So the "line" part means shotgun mic, and the "gradient" means directional

Here's what the link said:

When miking must be done from even greater distances, line or "shotgun" microphones are often the best choice. Line microphones are excellent for use in video and film, in order to pick up sound when the microphone must be located outside the frame, that is, out of the viewing angle of the camera.
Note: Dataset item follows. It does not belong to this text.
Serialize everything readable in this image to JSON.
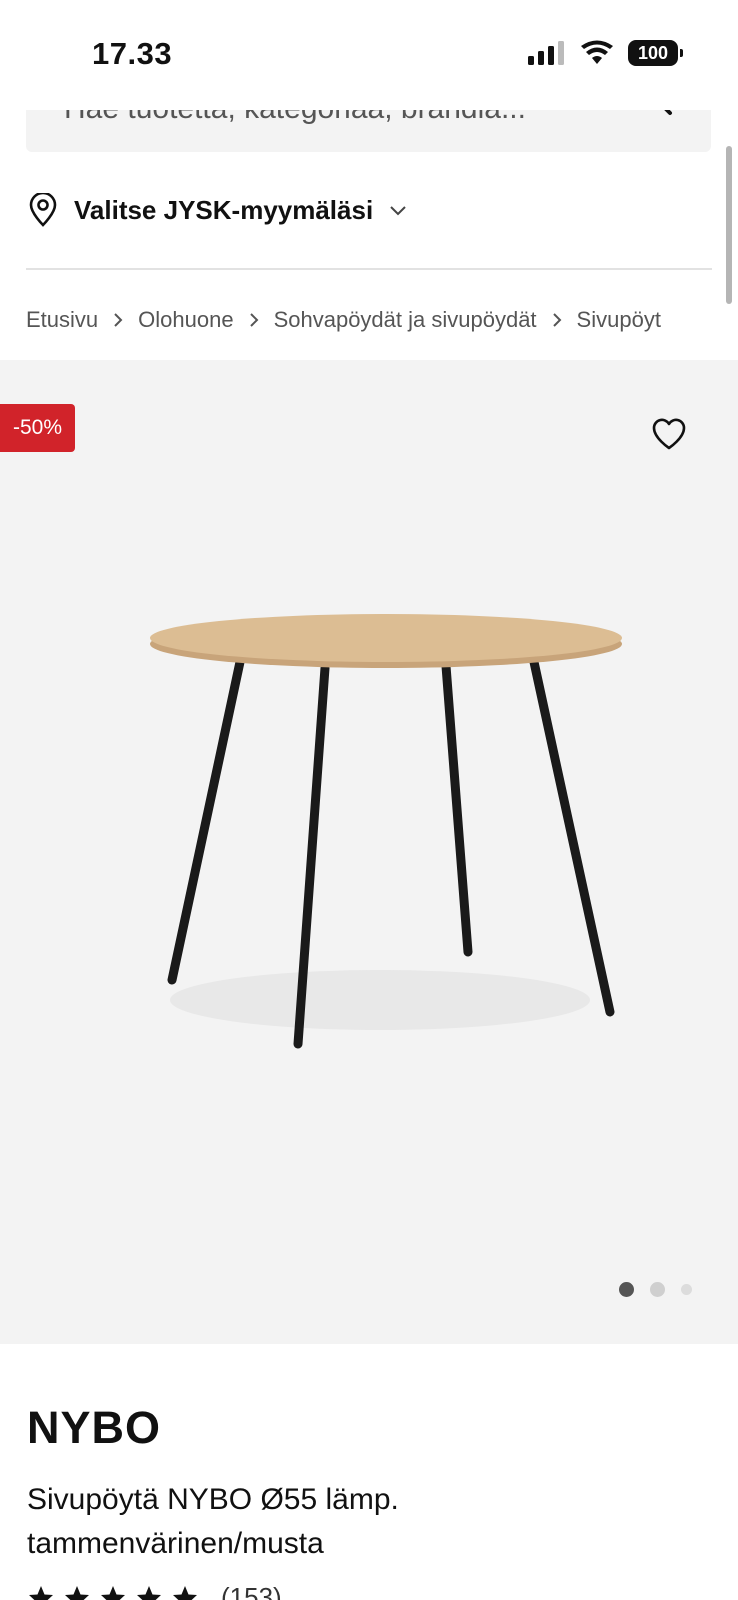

The line microphone uses an interference tube in front of the element to ensure much greater cancellation of sound arriving from the sides. Audio-Technica line microphones combine a directional ("gradient") element with the interference tube to increase cancellation at the rear as well.
More accurately, "line" refers to the use of an interference tube (the long 'gun-barrel' with the holes in it) that gives the shotgun mic its name. "Gradient" is short for pressure-gradient. Mic transducers, the gizmo that converts the mechanical motion of air molecules into the electrical signal, fall into two categories, pressure and pressure-gradient. The diaphram of a pressure transducer covers one end of a sealed box, like a kettle-drum, and moves in response to the rise and fall in air pressure that is the passing sound wave. Omni mics are pressure transducers. The diaphram of pressure-gradient transducers moves in response to the difference in pressure between the front and back of the diaphram. Cardioid and hypercardioid mics use pressure-gradient transducers. Line + gradient mics put an interference tube in front of a pressure-gradient transducer.